Congenital diaphragmatic hernia (CDH) consists of a developmental defect of the diaphragm with herniation of the abdominal contents in the chest (Figure 138-1). It is a rare condition with an incidence of 1:2000 to 5000 live births with an estimated 1.5:1 male to female ratio. Most cases are isolated but may be associated with other congenital syndromes or chromosomal abnormalities. More than 95% of the defects are due to a defect in the posterolateral diaphragm (at the posterior foramen of Bochdalek) and 80% of these are left sided. Less commonly defects occur in the anterior midline (at the foramen of Morgagni) or in the crural diaphragm (i.e., paraesophageal). Complete diaphragmatic agenesis is rare.
Congenital diaphragmatic hernia. (Reproduced with permission from Doherty GM, ed. Current Diagnosis & Treatment: Surgery. 14th ed. New York, NY: McGraw-Hill Education, Inc.; 2015: Fig. 43-6.)
The defect underlying a CDH is thought to arise from failure of pleuroperitoneal canal closure at 8–10 weeks of gestational age. Herniation of the abdominal contents into the thorax causes compression of the developing lungs which leads to disruption of bronchial and pulmonary arterial branching (i.e., pulmonary hypoplasia). The ipsilateral lung is more severely affected than the contralateral lung. There is evidence in animal models that pulmonary hypoplasia may have a “dual hit” pathogenesis. There may be abnormalities in mesenchymal growth and differentiation of the lung (mesenchymal embryopathy) followed by compression of the lung. Retinoid signaling pathways and decreased airway pressure during fetal life have been implicated as contributing factors in the development of CDH.

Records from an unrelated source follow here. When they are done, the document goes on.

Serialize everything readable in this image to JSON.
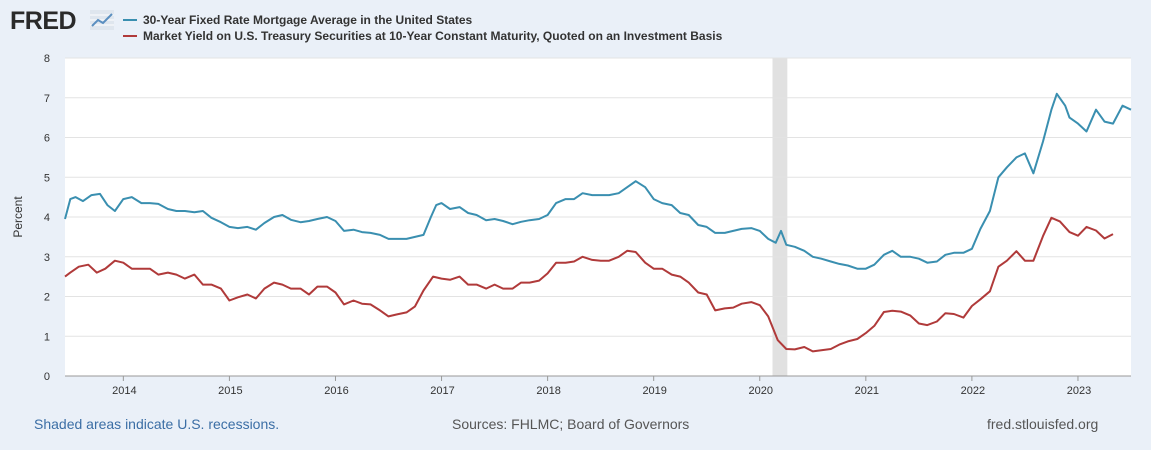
{
  "header": {
    "logo_text": "FRED",
    "logo_icon": "chart-line-icon"
  },
  "footer": {
    "recession_note": "Shaded areas indicate U.S. recessions.",
    "sources": "Sources: FHLMC; Board of Governors",
    "site": "fred.stlouisfed.org"
  },
  "chart_data": {
    "type": "line",
    "ylabel": "Percent",
    "xlim": [
      2013.45,
      2023.5
    ],
    "ylim": [
      0,
      8
    ],
    "yticks": [
      "0",
      "1",
      "2",
      "3",
      "4",
      "5",
      "6",
      "7",
      "8"
    ],
    "xticks": [
      "2014",
      "2015",
      "2016",
      "2017",
      "2018",
      "2019",
      "2020",
      "2021",
      "2022",
      "2023"
    ],
    "grid": true,
    "legend_position": "top",
    "recession_shading": [
      [
        2020.12,
        2020.26
      ]
    ],
    "series": [
      {
        "name": "30-Year Fixed Rate Mortgage Average in the United States",
        "color": "#3a8fb0",
        "points": [
          [
            2013.45,
            3.95
          ],
          [
            2013.5,
            4.45
          ],
          [
            2013.55,
            4.5
          ],
          [
            2013.62,
            4.4
          ],
          [
            2013.7,
            4.55
          ],
          [
            2013.78,
            4.58
          ],
          [
            2013.85,
            4.3
          ],
          [
            2013.92,
            4.15
          ],
          [
            2014.0,
            4.45
          ],
          [
            2014.08,
            4.5
          ],
          [
            2014.17,
            4.35
          ],
          [
            2014.25,
            4.35
          ],
          [
            2014.33,
            4.33
          ],
          [
            2014.42,
            4.2
          ],
          [
            2014.5,
            4.15
          ],
          [
            2014.58,
            4.15
          ],
          [
            2014.67,
            4.12
          ],
          [
            2014.75,
            4.15
          ],
          [
            2014.83,
            3.98
          ],
          [
            2014.92,
            3.87
          ],
          [
            2015.0,
            3.75
          ],
          [
            2015.08,
            3.72
          ],
          [
            2015.17,
            3.75
          ],
          [
            2015.25,
            3.68
          ],
          [
            2015.33,
            3.85
          ],
          [
            2015.42,
            4.0
          ],
          [
            2015.5,
            4.05
          ],
          [
            2015.58,
            3.93
          ],
          [
            2015.67,
            3.87
          ],
          [
            2015.75,
            3.9
          ],
          [
            2015.83,
            3.95
          ],
          [
            2015.92,
            4.0
          ],
          [
            2016.0,
            3.9
          ],
          [
            2016.08,
            3.65
          ],
          [
            2016.17,
            3.68
          ],
          [
            2016.25,
            3.62
          ],
          [
            2016.33,
            3.6
          ],
          [
            2016.42,
            3.55
          ],
          [
            2016.5,
            3.45
          ],
          [
            2016.58,
            3.45
          ],
          [
            2016.67,
            3.45
          ],
          [
            2016.75,
            3.5
          ],
          [
            2016.83,
            3.55
          ],
          [
            2016.9,
            4.0
          ],
          [
            2016.95,
            4.3
          ],
          [
            2017.0,
            4.35
          ],
          [
            2017.08,
            4.2
          ],
          [
            2017.17,
            4.25
          ],
          [
            2017.25,
            4.1
          ],
          [
            2017.33,
            4.05
          ],
          [
            2017.42,
            3.92
          ],
          [
            2017.5,
            3.95
          ],
          [
            2017.58,
            3.9
          ],
          [
            2017.67,
            3.82
          ],
          [
            2017.75,
            3.88
          ],
          [
            2017.83,
            3.92
          ],
          [
            2017.92,
            3.95
          ],
          [
            2018.0,
            4.05
          ],
          [
            2018.08,
            4.35
          ],
          [
            2018.17,
            4.45
          ],
          [
            2018.25,
            4.45
          ],
          [
            2018.33,
            4.6
          ],
          [
            2018.42,
            4.55
          ],
          [
            2018.5,
            4.55
          ],
          [
            2018.58,
            4.55
          ],
          [
            2018.67,
            4.6
          ],
          [
            2018.75,
            4.75
          ],
          [
            2018.83,
            4.9
          ],
          [
            2018.92,
            4.75
          ],
          [
            2019.0,
            4.45
          ],
          [
            2019.08,
            4.35
          ],
          [
            2019.17,
            4.3
          ],
          [
            2019.25,
            4.1
          ],
          [
            2019.33,
            4.05
          ],
          [
            2019.42,
            3.8
          ],
          [
            2019.5,
            3.75
          ],
          [
            2019.58,
            3.6
          ],
          [
            2019.67,
            3.6
          ],
          [
            2019.75,
            3.65
          ],
          [
            2019.83,
            3.7
          ],
          [
            2019.92,
            3.72
          ],
          [
            2020.0,
            3.65
          ],
          [
            2020.08,
            3.45
          ],
          [
            2020.15,
            3.35
          ],
          [
            2020.2,
            3.65
          ],
          [
            2020.25,
            3.3
          ],
          [
            2020.33,
            3.25
          ],
          [
            2020.42,
            3.15
          ],
          [
            2020.5,
            3.0
          ],
          [
            2020.58,
            2.95
          ],
          [
            2020.67,
            2.88
          ],
          [
            2020.75,
            2.82
          ],
          [
            2020.83,
            2.78
          ],
          [
            2020.92,
            2.7
          ],
          [
            2021.0,
            2.7
          ],
          [
            2021.08,
            2.8
          ],
          [
            2021.17,
            3.05
          ],
          [
            2021.25,
            3.15
          ],
          [
            2021.33,
            3.0
          ],
          [
            2021.42,
            3.0
          ],
          [
            2021.5,
            2.95
          ],
          [
            2021.58,
            2.85
          ],
          [
            2021.67,
            2.88
          ],
          [
            2021.75,
            3.05
          ],
          [
            2021.83,
            3.1
          ],
          [
            2021.92,
            3.1
          ],
          [
            2022.0,
            3.2
          ],
          [
            2022.08,
            3.7
          ],
          [
            2022.17,
            4.15
          ],
          [
            2022.25,
            5.0
          ],
          [
            2022.33,
            5.25
          ],
          [
            2022.42,
            5.5
          ],
          [
            2022.5,
            5.6
          ],
          [
            2022.58,
            5.1
          ],
          [
            2022.67,
            5.9
          ],
          [
            2022.75,
            6.7
          ],
          [
            2022.8,
            7.1
          ],
          [
            2022.88,
            6.8
          ],
          [
            2022.92,
            6.5
          ],
          [
            2023.0,
            6.35
          ],
          [
            2023.08,
            6.15
          ],
          [
            2023.17,
            6.7
          ],
          [
            2023.25,
            6.4
          ],
          [
            2023.33,
            6.35
          ],
          [
            2023.42,
            6.8
          ],
          [
            2023.5,
            6.7
          ]
        ]
      },
      {
        "name": "Market Yield on U.S. Treasury Securities at 10-Year Constant Maturity, Quoted on an Investment Basis",
        "color": "#b03a3a",
        "points": [
          [
            2013.45,
            2.5
          ],
          [
            2013.5,
            2.6
          ],
          [
            2013.58,
            2.75
          ],
          [
            2013.67,
            2.8
          ],
          [
            2013.75,
            2.6
          ],
          [
            2013.83,
            2.7
          ],
          [
            2013.92,
            2.9
          ],
          [
            2014.0,
            2.85
          ],
          [
            2014.08,
            2.7
          ],
          [
            2014.17,
            2.7
          ],
          [
            2014.25,
            2.7
          ],
          [
            2014.33,
            2.55
          ],
          [
            2014.42,
            2.6
          ],
          [
            2014.5,
            2.55
          ],
          [
            2014.58,
            2.45
          ],
          [
            2014.67,
            2.55
          ],
          [
            2014.75,
            2.3
          ],
          [
            2014.83,
            2.3
          ],
          [
            2014.92,
            2.2
          ],
          [
            2015.0,
            1.9
          ],
          [
            2015.08,
            1.98
          ],
          [
            2015.17,
            2.05
          ],
          [
            2015.25,
            1.95
          ],
          [
            2015.33,
            2.2
          ],
          [
            2015.42,
            2.35
          ],
          [
            2015.5,
            2.3
          ],
          [
            2015.58,
            2.2
          ],
          [
            2015.67,
            2.2
          ],
          [
            2015.75,
            2.05
          ],
          [
            2015.83,
            2.25
          ],
          [
            2015.92,
            2.25
          ],
          [
            2016.0,
            2.1
          ],
          [
            2016.08,
            1.8
          ],
          [
            2016.17,
            1.9
          ],
          [
            2016.25,
            1.82
          ],
          [
            2016.33,
            1.8
          ],
          [
            2016.42,
            1.65
          ],
          [
            2016.5,
            1.5
          ],
          [
            2016.58,
            1.55
          ],
          [
            2016.67,
            1.6
          ],
          [
            2016.75,
            1.75
          ],
          [
            2016.83,
            2.15
          ],
          [
            2016.92,
            2.5
          ],
          [
            2017.0,
            2.45
          ],
          [
            2017.08,
            2.42
          ],
          [
            2017.17,
            2.5
          ],
          [
            2017.25,
            2.3
          ],
          [
            2017.33,
            2.3
          ],
          [
            2017.42,
            2.2
          ],
          [
            2017.5,
            2.3
          ],
          [
            2017.58,
            2.2
          ],
          [
            2017.67,
            2.2
          ],
          [
            2017.75,
            2.35
          ],
          [
            2017.83,
            2.35
          ],
          [
            2017.92,
            2.4
          ],
          [
            2018.0,
            2.58
          ],
          [
            2018.08,
            2.85
          ],
          [
            2018.17,
            2.85
          ],
          [
            2018.25,
            2.88
          ],
          [
            2018.33,
            3.0
          ],
          [
            2018.42,
            2.92
          ],
          [
            2018.5,
            2.9
          ],
          [
            2018.58,
            2.9
          ],
          [
            2018.67,
            3.0
          ],
          [
            2018.75,
            3.15
          ],
          [
            2018.83,
            3.12
          ],
          [
            2018.92,
            2.85
          ],
          [
            2019.0,
            2.7
          ],
          [
            2019.08,
            2.7
          ],
          [
            2019.17,
            2.55
          ],
          [
            2019.25,
            2.5
          ],
          [
            2019.33,
            2.35
          ],
          [
            2019.42,
            2.1
          ],
          [
            2019.5,
            2.05
          ],
          [
            2019.58,
            1.65
          ],
          [
            2019.67,
            1.7
          ],
          [
            2019.75,
            1.72
          ],
          [
            2019.83,
            1.82
          ],
          [
            2019.92,
            1.86
          ],
          [
            2020.0,
            1.78
          ],
          [
            2020.08,
            1.5
          ],
          [
            2020.17,
            0.9
          ],
          [
            2020.25,
            0.68
          ],
          [
            2020.33,
            0.67
          ],
          [
            2020.42,
            0.73
          ],
          [
            2020.5,
            0.62
          ],
          [
            2020.58,
            0.65
          ],
          [
            2020.67,
            0.68
          ],
          [
            2020.75,
            0.79
          ],
          [
            2020.83,
            0.87
          ],
          [
            2020.92,
            0.93
          ],
          [
            2021.0,
            1.08
          ],
          [
            2021.08,
            1.26
          ],
          [
            2021.17,
            1.61
          ],
          [
            2021.25,
            1.64
          ],
          [
            2021.33,
            1.62
          ],
          [
            2021.42,
            1.52
          ],
          [
            2021.5,
            1.32
          ],
          [
            2021.58,
            1.28
          ],
          [
            2021.67,
            1.37
          ],
          [
            2021.75,
            1.58
          ],
          [
            2021.83,
            1.56
          ],
          [
            2021.92,
            1.47
          ],
          [
            2022.0,
            1.76
          ],
          [
            2022.08,
            1.93
          ],
          [
            2022.17,
            2.13
          ],
          [
            2022.25,
            2.75
          ],
          [
            2022.33,
            2.9
          ],
          [
            2022.42,
            3.14
          ],
          [
            2022.5,
            2.9
          ],
          [
            2022.58,
            2.9
          ],
          [
            2022.67,
            3.52
          ],
          [
            2022.75,
            3.98
          ],
          [
            2022.83,
            3.89
          ],
          [
            2022.92,
            3.62
          ],
          [
            2023.0,
            3.53
          ],
          [
            2023.08,
            3.75
          ],
          [
            2023.17,
            3.66
          ],
          [
            2023.25,
            3.46
          ],
          [
            2023.33,
            3.57
          ]
        ]
      }
    ]
  }
}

The lung shows pulmonary hypoplasia with decreased vascular bed, increased muscularization of small arteries, and increased reactivity of pulmonary vascular bed resulting in increased pulmonary vascular resistances which can possibly lead to right-to-left shunting. There is bilateral lung hypoplasia with decreased bronchial divisions (as few as 6 million from a normal of 20 million) and reduced sacculoalveolar maturation leading to decreased alveolar surface area and decreased alveolar surfactant with abnormal lecithin and sphingomyelin.
The differential diagnosis includes eventration of the diaphragm, pulmonary cystic disease (cystic adenomatoid transformations, pneumatoceles), bronchopulmonary sequestration and cysts, pulmonary agenesis, and pentalogy of Cantrell. CDH is differentiated from these conditions by intrathoracic location of abdominal organs.
Additional associated anomalies occur in 10%–40% of affected fetuses. They may involve the cardiac and outflow defects (ventricular septal defect, tetralogy of Fallot, double outlet ventricle, and transposition of the great arteries) and abnormal great vessels (right or double aortic arch, truncus arteriosus) in one-third of CDH patients. Other defects involve renal, gastrointestinal (malrotation, atresia, omphalocele, tracheoesophageal fistulas), and central nervous system (CNS; spina bifida, anencephaly, and hydrocephalus). These defects are found in 21% of live births and in 95% of still births. Only 5.5% of patients with multiple anomalies survive.